A Distinct Country Twang
This is the new single from US band The Decemberists, taken from their second album 'The Crane Wife', their first record since signing with major label Capitol. The single is accompanied by an impressive video telling the story of front man Colin Meloy running off with his boss' daughter and hiding out at the Valencia hotel.
The Decemberists are not new to story telling and Meloy revels in making music based on elaborate folk stories. 'The Crane Wife' is a concept album based on a Japanese children's folk tale that Meloy came across in a bookstore several years ago.
'O Valencia' sounds like an upbeat, lively song with jangly acoustic guitar and a solid, driving beat. The melancholy lyrics provide a stark contrast, however, as the girl's sister gives the couple's secret location away and Meloy's lover is tragically killed and he plots to "burn this whole city down". There are no frills to the modern day Romeo and Juliet, however, and the compelling narrative lyric is almost lost against such cheerful - and dare I say bland - instrumentation. Lively music and miserable lyrics worked for Morrisey but 'O Valencia' just doesn't have the desired effect.
The third track on the single, however, 'Culling of the Fold', does nothing to disguise its gruesome theme with bold clashing piano chords and a scraping violin, and it's all the better for it. With a tango style dance rhythm, the brash lyrics, "You've got to cut him up boy" and sinister sneer in Meloy's voice, the song really fits with the band's quirky, old fashioned image and fulfils the albums themes of death, war, greed and murder.
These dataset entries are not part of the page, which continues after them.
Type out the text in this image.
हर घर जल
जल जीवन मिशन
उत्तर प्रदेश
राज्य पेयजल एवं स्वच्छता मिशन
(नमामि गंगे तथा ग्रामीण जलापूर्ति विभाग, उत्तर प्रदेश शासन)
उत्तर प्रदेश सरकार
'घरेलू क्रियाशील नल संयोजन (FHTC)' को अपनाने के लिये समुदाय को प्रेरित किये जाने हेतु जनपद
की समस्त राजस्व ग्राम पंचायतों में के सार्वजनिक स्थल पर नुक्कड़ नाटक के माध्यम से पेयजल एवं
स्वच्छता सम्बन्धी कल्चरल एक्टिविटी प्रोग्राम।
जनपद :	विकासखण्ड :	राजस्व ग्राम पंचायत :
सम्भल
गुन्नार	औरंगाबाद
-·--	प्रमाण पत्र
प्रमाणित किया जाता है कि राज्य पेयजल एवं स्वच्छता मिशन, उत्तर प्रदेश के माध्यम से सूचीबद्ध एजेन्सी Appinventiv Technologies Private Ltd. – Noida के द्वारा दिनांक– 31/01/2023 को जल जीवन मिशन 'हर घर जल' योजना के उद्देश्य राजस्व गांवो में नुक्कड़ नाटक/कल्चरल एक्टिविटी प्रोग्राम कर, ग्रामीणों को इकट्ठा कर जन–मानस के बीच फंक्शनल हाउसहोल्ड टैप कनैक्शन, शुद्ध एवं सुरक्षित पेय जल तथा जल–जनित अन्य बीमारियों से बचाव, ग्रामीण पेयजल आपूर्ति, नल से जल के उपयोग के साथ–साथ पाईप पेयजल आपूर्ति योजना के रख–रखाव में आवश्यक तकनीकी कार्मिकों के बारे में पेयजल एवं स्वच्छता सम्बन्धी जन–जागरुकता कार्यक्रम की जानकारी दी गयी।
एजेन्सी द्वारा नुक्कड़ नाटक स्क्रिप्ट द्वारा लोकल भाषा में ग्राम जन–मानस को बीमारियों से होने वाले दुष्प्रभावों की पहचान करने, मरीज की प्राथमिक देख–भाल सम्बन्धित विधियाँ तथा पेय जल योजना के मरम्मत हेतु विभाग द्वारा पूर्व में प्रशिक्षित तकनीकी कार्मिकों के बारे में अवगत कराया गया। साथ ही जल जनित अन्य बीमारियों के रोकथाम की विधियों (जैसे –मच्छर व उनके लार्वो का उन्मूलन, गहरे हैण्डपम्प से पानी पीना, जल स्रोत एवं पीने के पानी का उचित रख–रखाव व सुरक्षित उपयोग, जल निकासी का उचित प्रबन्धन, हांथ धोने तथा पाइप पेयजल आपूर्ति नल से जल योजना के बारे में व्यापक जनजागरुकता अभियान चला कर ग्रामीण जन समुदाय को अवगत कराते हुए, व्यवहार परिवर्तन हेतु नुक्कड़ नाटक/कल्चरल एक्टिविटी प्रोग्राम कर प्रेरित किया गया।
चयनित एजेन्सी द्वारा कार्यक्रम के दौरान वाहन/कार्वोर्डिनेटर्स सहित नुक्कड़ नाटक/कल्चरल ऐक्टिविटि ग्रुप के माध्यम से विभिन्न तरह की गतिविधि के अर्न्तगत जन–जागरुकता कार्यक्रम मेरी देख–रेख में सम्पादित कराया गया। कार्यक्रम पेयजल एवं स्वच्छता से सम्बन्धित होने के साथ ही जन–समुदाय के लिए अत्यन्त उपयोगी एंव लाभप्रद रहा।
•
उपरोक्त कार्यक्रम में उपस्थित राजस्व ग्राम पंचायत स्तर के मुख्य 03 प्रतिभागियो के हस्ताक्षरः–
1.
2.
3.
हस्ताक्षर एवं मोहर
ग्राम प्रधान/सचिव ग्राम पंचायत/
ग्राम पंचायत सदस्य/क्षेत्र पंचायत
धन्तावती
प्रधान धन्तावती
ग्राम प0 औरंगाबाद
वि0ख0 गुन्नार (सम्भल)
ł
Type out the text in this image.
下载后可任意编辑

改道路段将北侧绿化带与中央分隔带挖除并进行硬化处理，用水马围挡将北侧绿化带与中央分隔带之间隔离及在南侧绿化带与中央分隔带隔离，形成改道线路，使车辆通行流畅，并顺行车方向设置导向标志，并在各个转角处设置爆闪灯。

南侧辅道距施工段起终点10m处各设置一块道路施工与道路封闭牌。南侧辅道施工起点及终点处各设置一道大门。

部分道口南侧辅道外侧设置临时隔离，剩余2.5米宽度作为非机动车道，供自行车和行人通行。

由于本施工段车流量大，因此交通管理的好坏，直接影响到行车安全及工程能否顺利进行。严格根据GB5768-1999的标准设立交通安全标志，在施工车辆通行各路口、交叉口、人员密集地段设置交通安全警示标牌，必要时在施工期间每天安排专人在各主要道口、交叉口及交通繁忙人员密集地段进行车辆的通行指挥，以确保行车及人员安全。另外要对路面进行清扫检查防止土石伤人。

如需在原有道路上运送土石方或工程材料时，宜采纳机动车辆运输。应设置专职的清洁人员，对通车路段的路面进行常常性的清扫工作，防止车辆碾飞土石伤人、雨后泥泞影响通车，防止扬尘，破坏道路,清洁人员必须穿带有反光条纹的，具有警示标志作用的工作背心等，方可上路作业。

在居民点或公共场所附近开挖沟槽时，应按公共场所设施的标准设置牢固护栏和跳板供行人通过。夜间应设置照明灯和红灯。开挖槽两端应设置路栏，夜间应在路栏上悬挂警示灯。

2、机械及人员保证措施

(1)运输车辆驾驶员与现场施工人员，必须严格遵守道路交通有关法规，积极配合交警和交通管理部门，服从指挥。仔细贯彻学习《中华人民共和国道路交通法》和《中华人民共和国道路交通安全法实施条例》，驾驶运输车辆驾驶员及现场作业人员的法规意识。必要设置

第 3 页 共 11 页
The middle song 'After The Bombs' sounds like a country ballad with heartfelt vocals, a steel guitar and a soulful organ solo. As a newcomer to The Decemberists, this tune made me wonder where their roots really lie, as their reputation as an Indie band just doesn't ring true with these three tunes. From the folk inspired artwork on the cd, the country influences that run through the tunes and the colourful narrative in the lyrics, the Decemberists stand out from the common Indie trend in today's charts. However, the single sounds so mainstream that the other great tracks might not get a listen.